В двух нежилых комнатах вскрыты замки.
Шкафы, буфеты обысканы.
Они перерыли всё. Словно грабители нанесли очередной визит. Обыск только предлог. Настоящая цель–дотронуться, замусолить пальцами. Дух злобы. Как изнасилование: чтобы изгадить женщину.
Не находя слов, я обернулась к Веркюэлю. Меня мутило.
– Там кто-то есть внизу, – сказал он.
С лестничной площадки было слышно, как кто-то говорит по телефону.
Разговор прекратился. В коридоре показался молодой человек в форме и кивнул нам.
– Что вам нужно в моем доме? – спросила я.
– Просто проверка, – добродушно отозвался он. – Мы не хотели, чтобы сюда проникли посторонние. – Он взял свою фуражку, шинель, винтовку. Не ее ли запах я почуяла? – Следственная группа прибудет в восемь, – сказал он. – Я подожду снаружи. – Он улыбнулся: по-видимому, полагал, что оказывает мне услугу, что я должна быть ему благодарна.

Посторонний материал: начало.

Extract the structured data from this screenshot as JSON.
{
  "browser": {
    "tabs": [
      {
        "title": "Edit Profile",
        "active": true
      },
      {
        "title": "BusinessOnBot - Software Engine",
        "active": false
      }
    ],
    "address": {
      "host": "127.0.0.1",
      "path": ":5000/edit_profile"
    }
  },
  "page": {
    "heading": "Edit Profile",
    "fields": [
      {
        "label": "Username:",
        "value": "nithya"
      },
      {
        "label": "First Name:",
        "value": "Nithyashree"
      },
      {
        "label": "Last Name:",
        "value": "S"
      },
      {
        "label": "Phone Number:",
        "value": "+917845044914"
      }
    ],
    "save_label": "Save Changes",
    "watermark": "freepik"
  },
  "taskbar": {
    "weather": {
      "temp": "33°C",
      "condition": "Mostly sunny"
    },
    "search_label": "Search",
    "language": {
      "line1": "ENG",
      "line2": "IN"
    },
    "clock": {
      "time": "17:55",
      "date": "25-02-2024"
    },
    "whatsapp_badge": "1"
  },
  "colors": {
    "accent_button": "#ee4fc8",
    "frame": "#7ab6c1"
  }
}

– Мне надо принять ванну, – сказала я Веркюэлю.
Но я не приняла ванну. Я закрыла за собой дверь спальни, проглотила две красные пилюли и легла, дрожа всем телом. Дрожь становилась все сильнее, меня трясло, словно лист во время бури. Хотя я озябла, дрожь эта была не от холода. Остановись, сказала я себе, сейчас нельзя раскисать; думай только о том, что будет через минуту.
Дрожь немного улеглась.
Мужчина, думала я: единственное существо, какой-то своей частью принадлежащее неизвестности, будущему, словно он бросает впереди себя тень. И все время пытается догнать эту убегающую тень, слиться с обликом своих упований. Но я – мне не дано стать мужчиной. Я слишком мала, слепа, близка к земле.
Постучав, в комнату вошел Веркюэль, а за ним тот полицейский, на котором был вчера джемпер с оленем. Сегодня он был в пиджаке и галстуке. Дрожь опять вернулась. Он сделал Веркюэлю знак, чтобы тот ушел. Я села в кровати.
– Не уходите, мистер Веркюэль, – сказала я; потом полицейскому: – Какое вы имеете право врываться ко мне в дом?
– Мы о вас беспокоились. – Он отнюдь не выглядел обеспокоенным. – Где вы были прошлой ночью? – И, не дождавшись от меня ответа: – Вы уверены, что справитесь без посторонней помощи, миссис Каррен?
Я сжимала кулаки, но дрожь становилась все сильнее; наконец меня начало трясти.
– Мне не нужны посторонние! – крикнула я ему. – Вы здесь – посторонний!
Его это не смутило. Напротив, казалось, он не прочь был послушать, что я еще скажу.